3.1 Vectorize Index Count Mismatch

architecture.md system diagram: Shows 5 vector indexes architecture.md deployment: Shows 7 vector indexes flowchart.md: Shows 7 vector indexes

Fix: Update system diagram to show all 7.


3.2 Queue Count Mismatch

architecture.md: Says "8 topics" in diagram, lists 9 in deployment flowchart.md: Lists 9 queues

Fix: Update diagram to say "9 topics".


3.3 Worker Count

architecture.md: Lists 8 workers flowchart.md: Shows slightly different worker breakdown

Fix: Align on exact worker names and count.


3.4 Missing Dedup Step in architecture.md Flows

flowchart.md: Shows explicit dedup step with URL hash check architecture.md sub-flows: Don't show dedup step

Fix: Update architecture.md pipeline diagrams to include dedup.


3.5 Missing Geo/Author in architecture.md Flows

flowchart.md: Shows Geo Extraction and Author Resolution as separate steps architecture.md sub-flows: Don't show these

Fix: Update architecture.md extraction pipeline to match.
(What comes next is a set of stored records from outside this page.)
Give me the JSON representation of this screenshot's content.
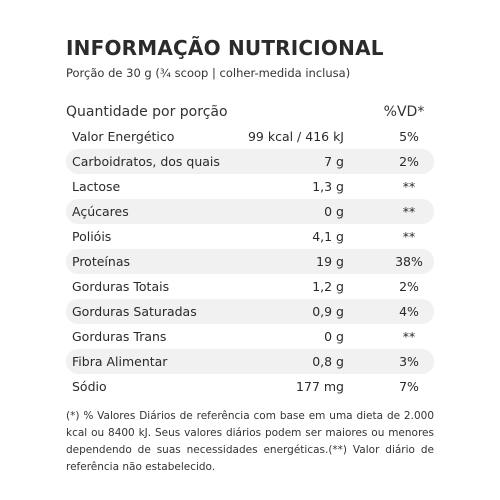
{
  "title": "INFORMAÇÃO NUTRICIONAL",
  "serving": "Porção de 30 g (¾ scoop | colher-medida inclusa)",
  "header": {
    "label": "Quantidade por porção",
    "vd": "%VD*"
  },
  "rows": [
    {
      "name": "Valor Energético",
      "amount": "99 kcal / 416 kJ",
      "vd": "5%"
    },
    {
      "name": "Carboidratos, dos quais",
      "amount": "7 g",
      "vd": "2%"
    },
    {
      "name": "Lactose",
      "amount": "1,3 g",
      "vd": "**"
    },
    {
      "name": "Açúcares",
      "amount": "0 g",
      "vd": "**"
    },
    {
      "name": "Polióis",
      "amount": "4,1 g",
      "vd": "**"
    },
    {
      "name": "Proteínas",
      "amount": "19 g",
      "vd": "38%"
    },
    {
      "name": "Gorduras Totais",
      "amount": "1,2 g",
      "vd": "2%"
    },
    {
      "name": "Gorduras Saturadas",
      "amount": "0,9 g",
      "vd": "4%"
    },
    {
      "name": "Gorduras Trans",
      "amount": "0 g",
      "vd": "**"
    },
    {
      "name": "Fibra Alimentar",
      "amount": "0,8 g",
      "vd": "3%"
    },
    {
      "name": "Sódio",
      "amount": "177 mg",
      "vd": "7%"
    }
  ],
  "footnote": "(*) % Valores Diários de referência com base em uma dieta de 2.000 kcal ou 8400 kJ. Seus valores diários podem ser maiores ou menores dependendo de suas necessidades energéticas.(**) Valor diário de referência não estabelecido."
}
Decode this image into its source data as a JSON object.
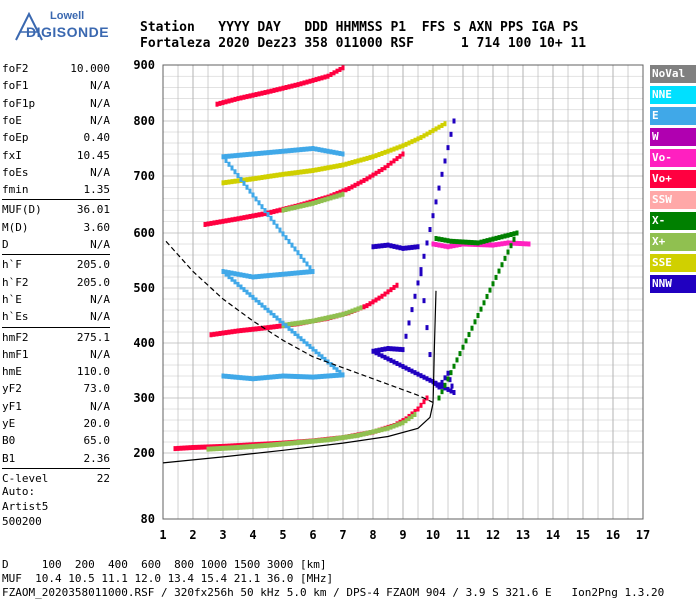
{
  "logo": {
    "line1": "Lowell",
    "line2": "DIGISONDE"
  },
  "header": {
    "line1": "Station   YYYY DAY   DDD HHMMSS P1  FFS S AXN PPS IGA PS",
    "line2": "Fortaleza 2020 Dez23 358 011000 RSF      1 714 100 10+ 11"
  },
  "params": [
    {
      "label": "foF2",
      "value": "10.000"
    },
    {
      "label": "foF1",
      "value": "N/A"
    },
    {
      "label": "foF1p",
      "value": "N/A"
    },
    {
      "label": "foE",
      "value": "N/A"
    },
    {
      "label": "foEp",
      "value": "0.40"
    },
    {
      "label": "fxI",
      "value": "10.45"
    },
    {
      "label": "foEs",
      "value": "N/A"
    },
    {
      "label": "fmin",
      "value": "1.35"
    },
    {
      "label": "MUF(D)",
      "value": "36.01"
    },
    {
      "label": "M(D)",
      "value": "3.60"
    },
    {
      "label": "D",
      "value": "N/A"
    },
    {
      "label": "h`F",
      "value": "205.0"
    },
    {
      "label": "h`F2",
      "value": "205.0"
    },
    {
      "label": "h`E",
      "value": "N/A"
    },
    {
      "label": "h`Es",
      "value": "N/A"
    },
    {
      "label": "hmF2",
      "value": "275.1"
    },
    {
      "label": "hmF1",
      "value": "N/A"
    },
    {
      "label": "hmE",
      "value": "110.0"
    },
    {
      "label": "yF2",
      "value": "73.0"
    },
    {
      "label": "yF1",
      "value": "N/A"
    },
    {
      "label": "yE",
      "value": "20.0"
    },
    {
      "label": "B0",
      "value": "65.0"
    },
    {
      "label": "B1",
      "value": "2.36"
    },
    {
      "label": "C-level",
      "value": "22"
    }
  ],
  "auto": {
    "line1": "Auto:",
    "line2": "Artist5",
    "line3": "500200"
  },
  "legend": [
    {
      "label": "NoVal",
      "color": "#808080"
    },
    {
      "label": "NNE",
      "color": "#00e0ff"
    },
    {
      "label": "E",
      "color": "#40a8e8"
    },
    {
      "label": "W",
      "color": "#b000b0"
    },
    {
      "label": "Vo-",
      "color": "#ff20c0"
    },
    {
      "label": "Vo+",
      "color": "#ff0040"
    },
    {
      "label": "SSW",
      "color": "#ffa8a8"
    },
    {
      "label": "X-",
      "color": "#008000"
    },
    {
      "label": "X+",
      "color": "#90c050"
    },
    {
      "label": "SSE",
      "color": "#d0d000"
    },
    {
      "label": "NNW",
      "color": "#2000c0"
    }
  ],
  "footer": {
    "line1": "D     100  200  400  600  800 1000 1500 3000 [km]",
    "line2": "MUF  10.4 10.5 11.1 12.0 13.4 15.4 21.1 36.0 [MHz]",
    "line3": "FZAOM_2020358011000.RSF / 320fx256h 50 kHz 5.0 km / DPS-4 FZAOM 904 / 3.9 S 321.6 E   Ion2Png 1.3.20"
  },
  "chart_data": {
    "type": "scatter",
    "xlim": [
      1,
      17
    ],
    "ylim": [
      80,
      900
    ],
    "x_ticks": [
      1,
      2,
      3,
      4,
      5,
      6,
      7,
      8,
      9,
      10,
      11,
      12,
      13,
      14,
      15,
      16,
      17
    ],
    "y_ticks": [
      80,
      200,
      300,
      400,
      500,
      600,
      700,
      800,
      900
    ],
    "grid": true,
    "traces": [
      {
        "name": "Vo+",
        "color": "#ff0040",
        "points": [
          [
            1.4,
            208
          ],
          [
            2,
            210
          ],
          [
            3,
            212
          ],
          [
            4,
            215
          ],
          [
            5,
            218
          ],
          [
            6,
            222
          ],
          [
            7,
            228
          ],
          [
            8,
            238
          ],
          [
            8.7,
            250
          ],
          [
            9.1,
            262
          ],
          [
            9.5,
            280
          ],
          [
            9.8,
            300
          ]
        ]
      },
      {
        "name": "X+",
        "color": "#90c050",
        "points": [
          [
            2.5,
            207
          ],
          [
            3.5,
            210
          ],
          [
            4.5,
            214
          ],
          [
            5.5,
            219
          ],
          [
            6.5,
            224
          ],
          [
            7.5,
            232
          ],
          [
            8.5,
            245
          ],
          [
            9,
            255
          ],
          [
            9.4,
            270
          ]
        ]
      },
      {
        "name": "Vo+",
        "color": "#ff0040",
        "points": [
          [
            2.6,
            415
          ],
          [
            3.5,
            422
          ],
          [
            4.5,
            428
          ],
          [
            5.5,
            435
          ],
          [
            6.5,
            445
          ],
          [
            7.2,
            455
          ],
          [
            7.8,
            468
          ],
          [
            8.3,
            485
          ],
          [
            8.8,
            505
          ]
        ]
      },
      {
        "name": "X+",
        "color": "#90c050",
        "points": [
          [
            5,
            432
          ],
          [
            6,
            440
          ],
          [
            7,
            452
          ],
          [
            7.6,
            464
          ]
        ]
      },
      {
        "name": "Vo+",
        "color": "#ff0040",
        "points": [
          [
            2.4,
            615
          ],
          [
            3.5,
            625
          ],
          [
            4.5,
            635
          ],
          [
            5.5,
            648
          ],
          [
            6.5,
            663
          ],
          [
            7.2,
            678
          ],
          [
            7.8,
            695
          ],
          [
            8.4,
            715
          ],
          [
            9,
            740
          ]
        ]
      },
      {
        "name": "X+",
        "color": "#90c050",
        "points": [
          [
            5,
            640
          ],
          [
            6,
            652
          ],
          [
            7,
            668
          ]
        ]
      },
      {
        "name": "Vo+",
        "color": "#ff0040",
        "points": [
          [
            2.8,
            830
          ],
          [
            3.5,
            840
          ],
          [
            4.5,
            852
          ],
          [
            5.5,
            865
          ],
          [
            6.5,
            880
          ],
          [
            7,
            895
          ]
        ]
      },
      {
        "name": "SSE",
        "color": "#d0d000",
        "points": [
          [
            3,
            688
          ],
          [
            4,
            695
          ],
          [
            5,
            703
          ],
          [
            6,
            710
          ],
          [
            7,
            720
          ],
          [
            8,
            735
          ],
          [
            9,
            755
          ],
          [
            9.6,
            770
          ],
          [
            10.4,
            795
          ]
        ]
      },
      {
        "name": "NNW",
        "color": "#2000c0",
        "points": [
          [
            8,
            575
          ],
          [
            8.5,
            578
          ],
          [
            9,
            572
          ],
          [
            9.5,
            575
          ],
          [
            10,
            330
          ],
          [
            10.2,
            320
          ],
          [
            10.5,
            345
          ],
          [
            10.7,
            310
          ],
          [
            8,
            385
          ],
          [
            8.5,
            390
          ],
          [
            9,
            388
          ],
          [
            10.7,
            800
          ]
        ]
      },
      {
        "name": "Vo-",
        "color": "#ff20c0",
        "points": [
          [
            10,
            580
          ],
          [
            10.5,
            575
          ],
          [
            11,
            580
          ],
          [
            12,
            578
          ],
          [
            12.5,
            582
          ],
          [
            13.2,
            580
          ]
        ]
      },
      {
        "name": "X-",
        "color": "#008000",
        "points": [
          [
            10.1,
            590
          ],
          [
            10.6,
            585
          ],
          [
            11.5,
            582
          ],
          [
            12.8,
            600
          ],
          [
            10.2,
            300
          ]
        ]
      },
      {
        "name": "E",
        "color": "#40a8e8",
        "points": [
          [
            3,
            340
          ],
          [
            4,
            335
          ],
          [
            5,
            340
          ],
          [
            6,
            338
          ],
          [
            7,
            342
          ],
          [
            3,
            530
          ],
          [
            4,
            520
          ],
          [
            5,
            525
          ],
          [
            6,
            530
          ],
          [
            3,
            735
          ],
          [
            4,
            740
          ],
          [
            5,
            745
          ],
          [
            6,
            750
          ],
          [
            7,
            740
          ]
        ]
      }
    ],
    "curves": [
      {
        "name": "profile",
        "style": "solid",
        "points": [
          [
            1,
            182
          ],
          [
            3,
            193
          ],
          [
            5,
            205
          ],
          [
            7,
            218
          ],
          [
            8.5,
            230
          ],
          [
            9.5,
            245
          ],
          [
            9.9,
            265
          ],
          [
            10.0,
            290
          ],
          [
            10.02,
            330
          ],
          [
            10.05,
            400
          ],
          [
            10.1,
            495
          ]
        ]
      },
      {
        "name": "muf",
        "style": "dashed",
        "points": [
          [
            1.1,
            585
          ],
          [
            2,
            530
          ],
          [
            3,
            480
          ],
          [
            4,
            440
          ],
          [
            5,
            405
          ],
          [
            6,
            375
          ],
          [
            7,
            355
          ],
          [
            8,
            335
          ],
          [
            9,
            315
          ],
          [
            9.5,
            305
          ],
          [
            10,
            292
          ]
        ]
      }
    ]
  }
}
3.6 API Endpoints Incomplete in architecture.md

flowchart.md: Has comprehensive client + admin API sections architecture.md: Has abbreviated endpoint list

Fix: Either sync them or reference flowchart.md for full API spec.
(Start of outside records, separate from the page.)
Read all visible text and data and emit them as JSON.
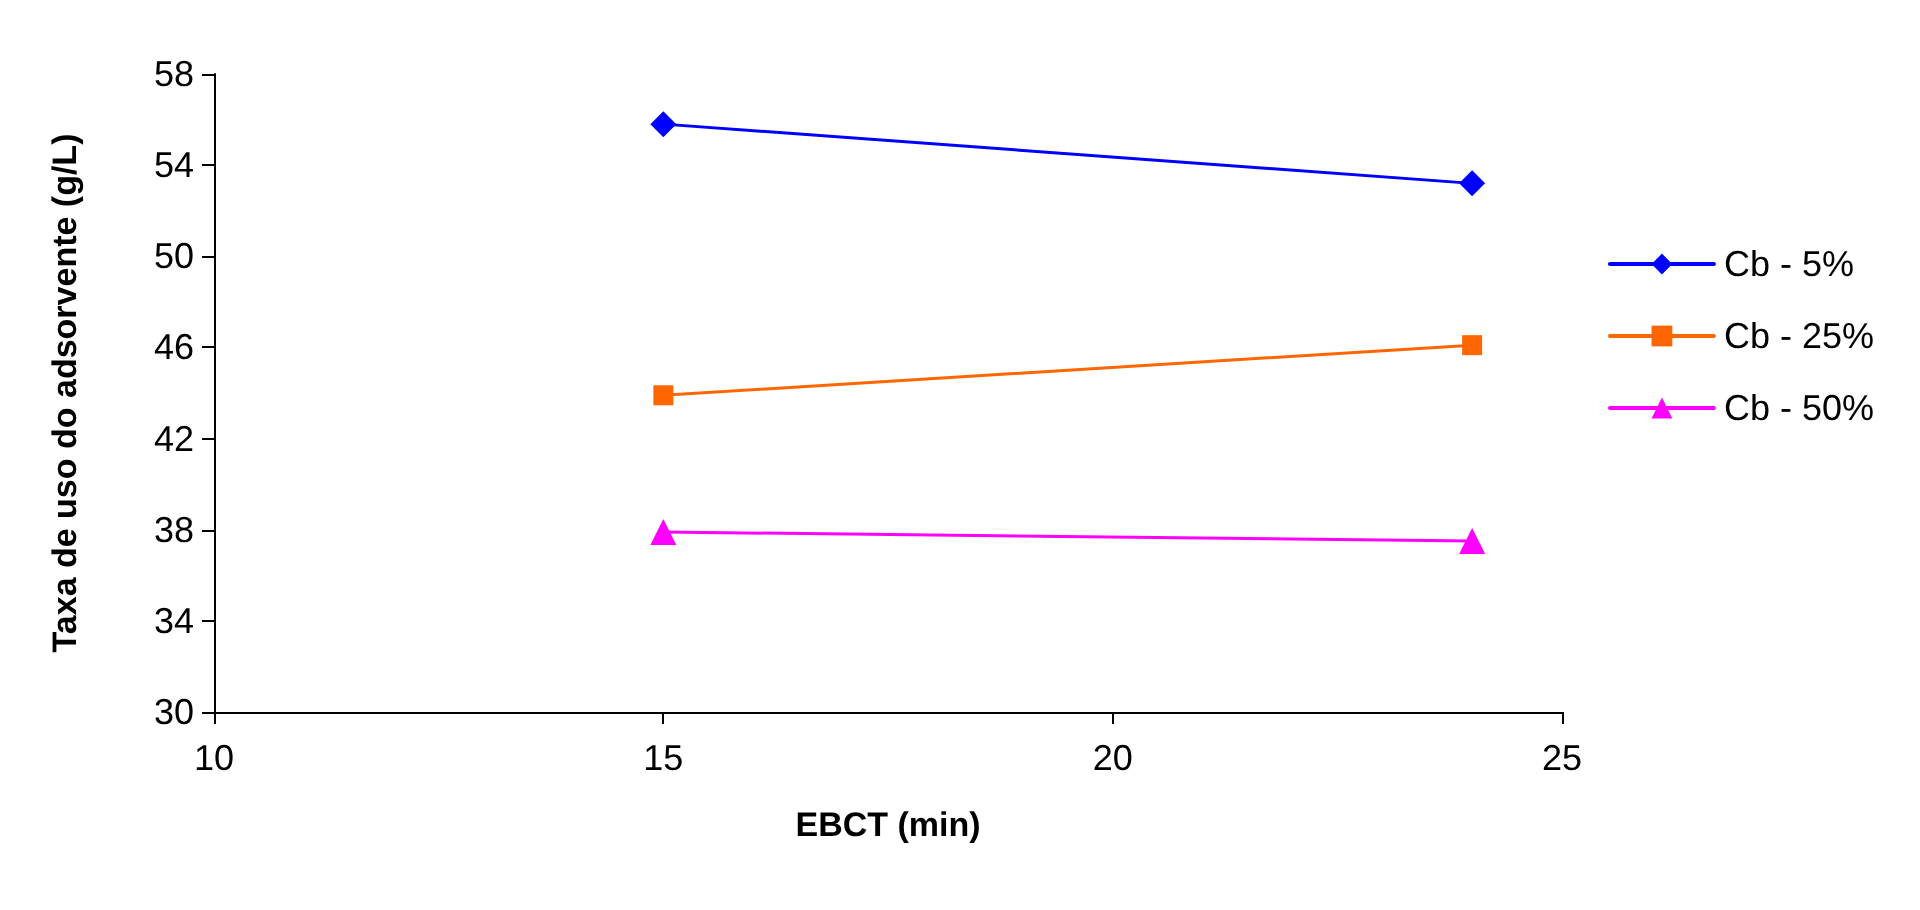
{
  "chart_data": {
    "type": "line",
    "xlabel": "EBCT (min)",
    "ylabel": "Taxa de uso do adsorvente (g/L)",
    "x": [
      15,
      24
    ],
    "series": [
      {
        "name": "Cb - 5%",
        "color": "#0000ff",
        "marker": "diamond",
        "values": [
          55.8,
          53.2
        ]
      },
      {
        "name": "Cb - 25%",
        "color": "#ff6600",
        "marker": "square",
        "values": [
          43.9,
          46.1
        ]
      },
      {
        "name": "Cb - 50%",
        "color": "#ff00ff",
        "marker": "triangle",
        "values": [
          37.9,
          37.5
        ]
      }
    ],
    "xlim": [
      10,
      25
    ],
    "xticks": [
      10,
      15,
      20,
      25
    ],
    "ylim": [
      30,
      58
    ],
    "yticks": [
      30,
      34,
      38,
      42,
      46,
      50,
      54,
      58
    ],
    "grid": false,
    "legend": "right",
    "line_style": "solid"
  }
}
4. ARCHITECTURE RISKS — Potential Problems at Scale

4.1 D1 Row Limits

Risk: Cloudflare D1 has limits. At scale:

  • 10,000 articles/day = 300,000/month = 3.6M/year
  • Plus all junction tables, classifications, events, etc.

Mitigation:

  • Implement aggressive retention (30-90 days for articles)
  • Archive to R2 before deletion
  • Consider D1 sharding strategy
  • Monitor row counts with alerts

4.2 Vectorize Index Size

Risk: 225K locations + millions of articles + authors + entities = large vector indexes

Mitigation:

  • Understand Vectorize limits (currently 5M vectors per index)
  • Plan for index sharding or tiering
  • Consider separate indexes for hot (recent) vs cold (archive) data

4.3 Cold Start Latency

Risk: Workers cold starts can add 50-200ms. For real-time APIs, this matters.

Mitigation:

  • Keep critical paths in single worker (avoid chaining)
  • Use KV caching aggressively
  • Consider always-on workers for critical paths (if available)

4.4 Queue Depth Runaway

Risk: If processing slows down, queues can back up infinitely.

Mitigation:

  • Set max queue depths with alerts
  • Implement circuit breakers (pause crawling if queue > threshold)
  • Dead letter queues for failed messages
  • Queue metrics in observability

4.5 Cost Explosion

Risk: A bug or misconfiguration could trigger massive external API usage.

Mitigation:

  • Hard budget limits (stop processing if daily cost > $X)
  • Per-service rate limits
  • Anomaly detection on cost velocity
  • Require manual approval for > 10x normal spend

5. RECOMMENDATIONS — Priority Actions

Immediate (Before Coding)

  1. Add KEYWORD_SETS table — Core to the product
  2. Add PIPELINE_RUNS/ERRORS tables — Critical for debugging
  3. Add API_KEYS table — Required for auth
  4. Document rate limiting strategy — Required for crawling
  5. Fix consistency issues — Update diagrams

Short-term (During V1)

  1. Add CUSTOMER_EVENTS — Important for relevance improvement
  2. Add paywall detection — Or you'll waste money on garbage
  3. Add near-duplicate detection — Or story clustering will be noisy
  4. Add SOURCE_CANDIDATES — Or you'll never scale source coverage
  5. Add NOTIFICATION_LOG — Or you can't debug delivery issues

Medium-term (V1.1)

  1. Add article update detection — News changes
  2. Add entity disambiguation — Or NER is half-useful
  3. Add content moderation — Liability risk
  4. Add export functionality — Customers will ask

Long-term (V2)

  1. Source reliability scoring — Differentiation
  2. Full bias/credibility analysis — Premium feature
  3. I18n infrastructure — International expansion

6. UPDATED TABLES TO ADD

Here's the complete list of missing tables to add to architecture.md:

KEYWORD_SETS
API_KEYS
ADMIN_TOKENS
PIPELINE_RUNS
PIPELINE_ERRORS
CUSTOMER_EVENTS
CUSTOMER_MEMORY
NOTIFICATION_TEMPLATES
NOTIFICATION_LOG
TAXONOMY_VERSIONS
RULES_VERSIONS
SCHEDULED_JOBS
EXPORTS
ARTICLE_REVISIONS
ARTICLE_DUPLICATES
ARTICLE_MODERATION
SOURCE_CANDIDATES
SOURCE_RELIABILITY
ENTITY_ALIASES

This document should be reviewed before starting implementation and updated as decisions are made.